Bug #21047 DN restart during data inserts cause inserts to fail 'distribution changed"
Submitted: 13 Jul 2006 20:57 Modified: 2 Aug 2006 0:15
Reporter: Jonathan Miller Email Updates:
Status: Not a Bug Impact on me:
None 
Category:MySQL Cluster: Cluster (NDB) storage engine Severity:S2 (Serious)
Version:5.1.12 OS:Linux (Linux 32 Bit OS)
Assigned to: Jon Stephens CPU Architecture:Any

[13 Jul 2006 20:57] Jonathan Miller
Description:
Restarting a DN during data insert operations causes the inserts to fail with  
ERROR 1297 (HY000): Got temporary error 1204 'Temporary failure, distribution changed' from NDBCLUSTER

This can cause data to be missing.

How to repeat:
Start a cluster with 2 replicas and 2 data nodes.

create databae foo;
use foo;
mysql> create table foo1 (c1 int auto_increment key)engine=ndb;
mysql> delimiter | mysql> CREATE PROCEDURE dorepeat(p1 INT) BEGIN set @x=0; REPEAT insert into foo1 values(null); SET @x = @x + 1; UNTIL @x > p1 END REPEAT; END|
mysql> delimiter ; 
mysql> CALL dorepeat(100000); 

ndb_mgm -c host:port -e "2 restart"

ERROR 1297 (HY000): Got temporary error 1204 'Temporary failure, distribution changed' from NDBCLUSTER
mysql> select count(*) from foo1; +----------+
| count(*) |
+----------+
|    79681 |
+----------+
1 row in set (0.00 sec)

Suggested fix:
restarting data nodes should not affect ongoing processes.
[13 Jul 2006 21:45] Jonathan Miller
I have repeated this several times
[1 Aug 2006 14:37] Jonas Oreland
1204 is expected behavior during node restart
  (and can happen for insert/update/delete)
  this needs to be handled by application

(if your case, check for error after insert)
[2 Aug 2006 0:15] Jon Stephens
This is a long-documented limitation. See http://dev.mysql.com/doc/refman/5.0/en/mysql-cluster-limitations.html, under Transaction Handling:

[quote]
# Node Start, Stop, or Restart:: Starting, stopping, or restarting a node may give rise to temporary errors causing some transactions to fail. These include the following cases:

    * When first starting a node, it is possible that you may see Error 1204 Temporary failure, distribution changed and similar temporary errors.
    * The stopping or failure of any data node can result in a number of different node failure errors. (However, there should be no aborted transactions when performing a planned shutdown of the cluster.)
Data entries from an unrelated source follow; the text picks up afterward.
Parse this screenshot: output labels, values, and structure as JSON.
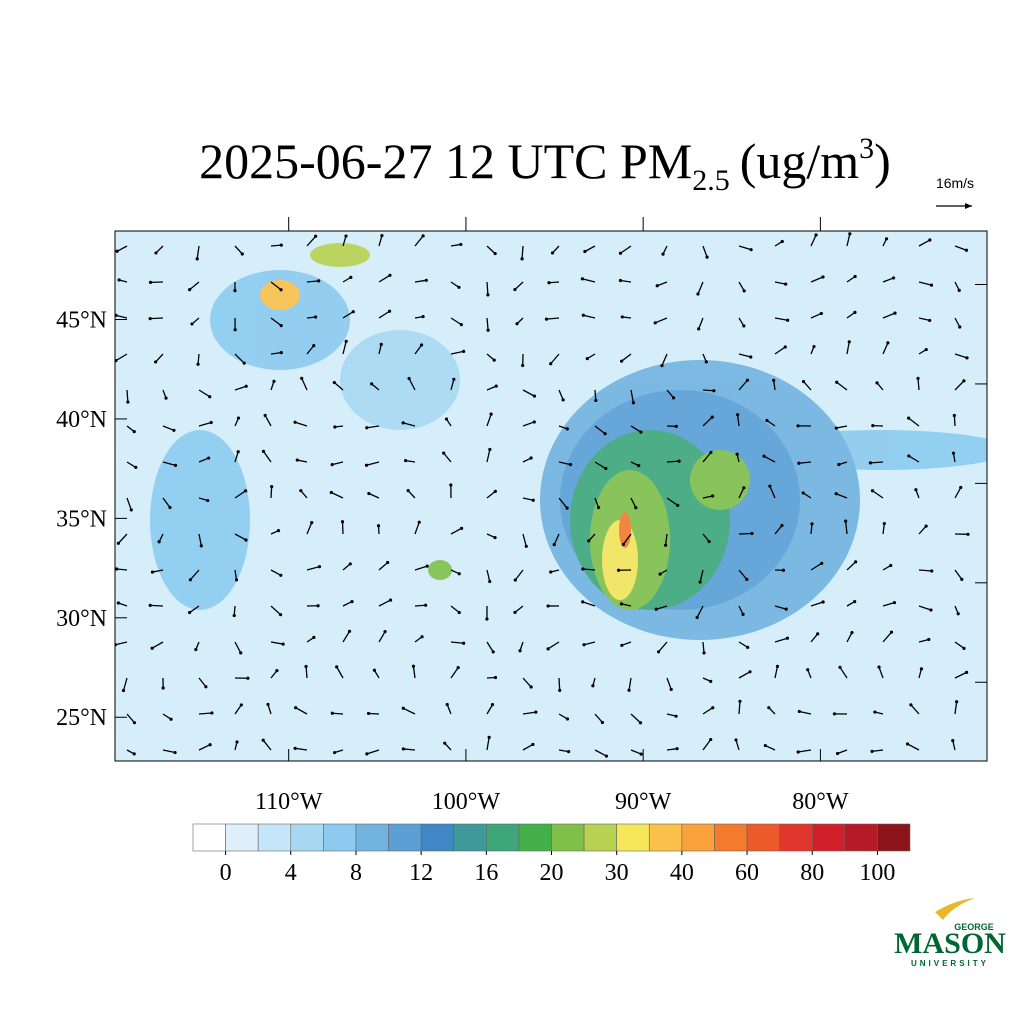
{
  "chart_data": {
    "type": "map",
    "title": "2025-06-27 12 UTC PM",
    "title_subscript": "2.5",
    "title_units": "(ug/m",
    "title_superscript": "3",
    "title_close": ")",
    "wind_reference": "16m/s",
    "xlim": [
      -119.8,
      -70.6
    ],
    "ylim": [
      22.8,
      49.45
    ],
    "xticks": [
      {
        "value": -110,
        "label": "110°W"
      },
      {
        "value": -100,
        "label": "100°W"
      },
      {
        "value": -90,
        "label": "90°W"
      },
      {
        "value": -80,
        "label": "80°W"
      }
    ],
    "yticks": [
      {
        "value": 25,
        "label": "25°N"
      },
      {
        "value": 30,
        "label": "30°N"
      },
      {
        "value": 35,
        "label": "35°N"
      },
      {
        "value": 40,
        "label": "40°N"
      },
      {
        "value": 45,
        "label": "45°N"
      }
    ],
    "colorbar": {
      "colors": [
        "#ffffff",
        "#dff0fb",
        "#c5e6f8",
        "#a8d8f2",
        "#8ccbef",
        "#72b3e0",
        "#5b9fd6",
        "#3f88c5",
        "#3e9a9a",
        "#3fa67a",
        "#43b04a",
        "#80c04a",
        "#b9d150",
        "#f5e65a",
        "#fbc14a",
        "#f9a23c",
        "#f47b2e",
        "#ec5a2a",
        "#e0362b",
        "#d11f2a",
        "#b51a26",
        "#8c1418"
      ],
      "ticks": [
        0,
        4,
        8,
        12,
        16,
        20,
        30,
        40,
        60,
        80,
        100
      ]
    }
  },
  "logo": {
    "top": "GEORGE",
    "main": "MASON",
    "bottom": "UNIVERSITY"
  }
}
In either of these cases, any errors that are generated must be handled within the application. This should be done by retrying the transaction.
[/quote]
[24 Nov 2006 10:02] Roland Bouman
A restart and an update gives me this:

mysql> update ndbtemp set name = sha1(name) limit 40000;
ERROR 1297 (HY000): Got temporary error 499 'Scan take over error, restart scan transaction' from NDB

I am assuming this is the same or similar limitation?